Ia juga menambahkan bahwa perubahan fisik anaknya terlihat lebih segar dan berenergi. Dampak jangka panjang dari perbaikan nutrisi ini terlihat pula dari capaian rapor sekolahnya. “Ketika menerima rapor, nilai rata-rata yang diperoleh anak saya meningkat hingga delapan poin. Kami sangat bersyukur karena manfaat ini sangat terasa dampaknya bagi masa depan pendidikan anak kami,” tuturnya.

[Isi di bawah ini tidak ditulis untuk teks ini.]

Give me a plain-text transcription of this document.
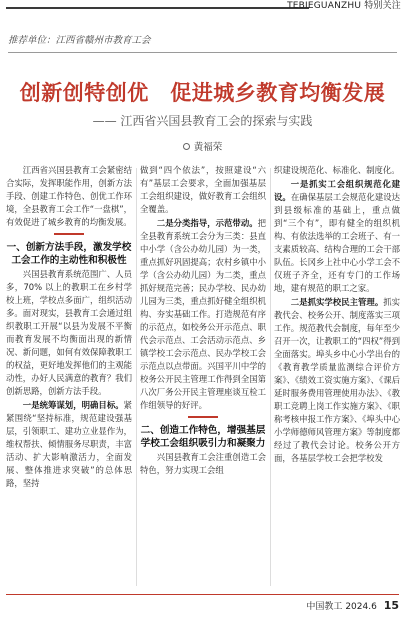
TEBIEGUANZHU 特别关注
推荐单位：江西省赣州市教育工会
创新创特创优　促进城乡教育均衡发展
—— 江西省兴国县教育工会的探索与实践
黄福荣

江西省兴国县教育工会紧密结合实际，发挥职能作用，创新方法手段、创建工作特色、创优工作环境，全县教育工会工作“一盘棋”，有效促进了城乡教育的均衡发展。

一、创新方法手段，激发学校工会工作的主动性和积极性

兴国县教育系统范围广、人员多，70% 以上的教职工在乡村学校上班，学校点多面广，组织活动多。面对现实，县教育工会通过组织教职工开展“以县为发展不平衡而教育发展不均衡面出现的新情况、新问题，如何有效保障教职工的权益，更好地发挥他们的主观能动性，办好人民满意的教育？我们创新思路，创新方法手段。

一是统筹谋划，明确目标。紧紧围绕“坚持标准，规范建设强基层，引领职工、建功立业显作为，维权帮扶、倾情服务尽职责，丰富活动、扩大影响激活力，全面发展、整体推进求突破”的总体思路，坚持

做到“四个依法”，按照建设“六有”基层工会要求，全面加强基层工会组织建设，做好教育工会组织全覆盖。

二是分类指导，示范带动。把全县教育系统工会分为三类：县直中小学（含公办幼儿园）为一类，重点抓好巩固提高；农村乡镇中小学（含公办幼儿园）为二类，重点抓好规范完善；民办学校、民办幼儿园为三类，重点抓好健全组织机构、夯实基础工作。打造规范有序的示范点，如校务公开示范点、职代会示范点、工会活动示范点、乡镇学校工会示范点、民办学校工会示范点以点带面。兴国平川中学的校务公开民主管理工作得到全国第八次厂务公开民主管理座谈互检工作组领导的好评。

二、创造工作特色，增强基层学校工会组织吸引力和凝聚力

兴国县教育工会注重创造工会特色，努力实现工会组

织建设规范化、标准化、制度化。

一是抓实工会组织规范化建设。在确保基层工会规范化建设达到县级标准的基础上，重点做到“三个有”，即有健全的组织机构、有依法选举的工会班子、有一支素质较高、结构合理的工会干部队伍。长冈乡上社中心小学工会不仅班子齐全，还有专门的工作场地，建有规范的职工之家。

二是抓实学校民主管理。抓实教代会、校务公开、制度落实三项工作。规范教代会制度，每年至少召开一次，让教职工的“四权”得到全面落实。埠头乡中心小学出台的《教育教学质量监测综合评价方案》、《绩效工资实施方案》、《课后延时服务费用管理使用办法》、《教职工竞聘上岗工作实施方案》、《职称考核申报工作方案》、《埠头中心小学师德师风管理方案》等制度都经过了教代会讨论。校务公开方面，各基层学校工会把学校发

中国教工 2024.6 15
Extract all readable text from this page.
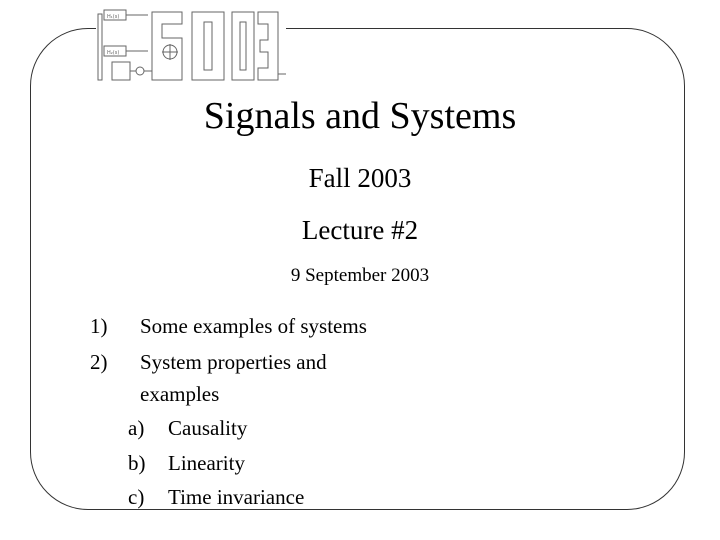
H₁(s)
H₂(s)
Signals and Systems
Fall 2003
Lecture #2
9 September 2003
1)	Some examples of systems
2)	System properties and
examples
a)	Causality
b)	Linearity
c)	Time invariance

Komitmen Pemerintah terhadap Investasi SDM
Kesaksian dari berbagai daerah menegaskan bahwa Program MBG merupakan investasi jangka panjang dalam membangun kualitas Sumber Daya Manusia (SDM) Indonesia. Dengan memastikan terpenuhinya kebutuhan gizi dasar, pemerintah sedang berupaya meminimalisir hambatan belajar yang selama ini dialami oleh anak-anak dari keluarga prasejahtera.
Pemerintah berkomitmen untuk terus menyempurnakan mekanisme distribusi dan kualitas menu agar manfaat program ini dapat merata di seluruh pelosok tanah air. Sinergi antara ahli gizi, sekolah, pemerintah daerah, dan partisipasi orang tua menjadi kunci keberlanjutan program ini.
Melalui pendekatan yang berbasis data dan didukung oleh komitmen untuk memperbaiki kualitas hidup kelompok rentan, Program MBG bukan sekadar menjadi program bantuan, melainkan pilar penting dalam mewujudkan generasi emas yang sehat, cerdas, dan kompetitif.
Harapannya, dengan nutrisi yang tercukupi, anak-anak Indonesia dapat menatap masa depan dengan peluang yang lebih setara, lepas dari hambatan gizi yang selama ini membatasi potensi mereka.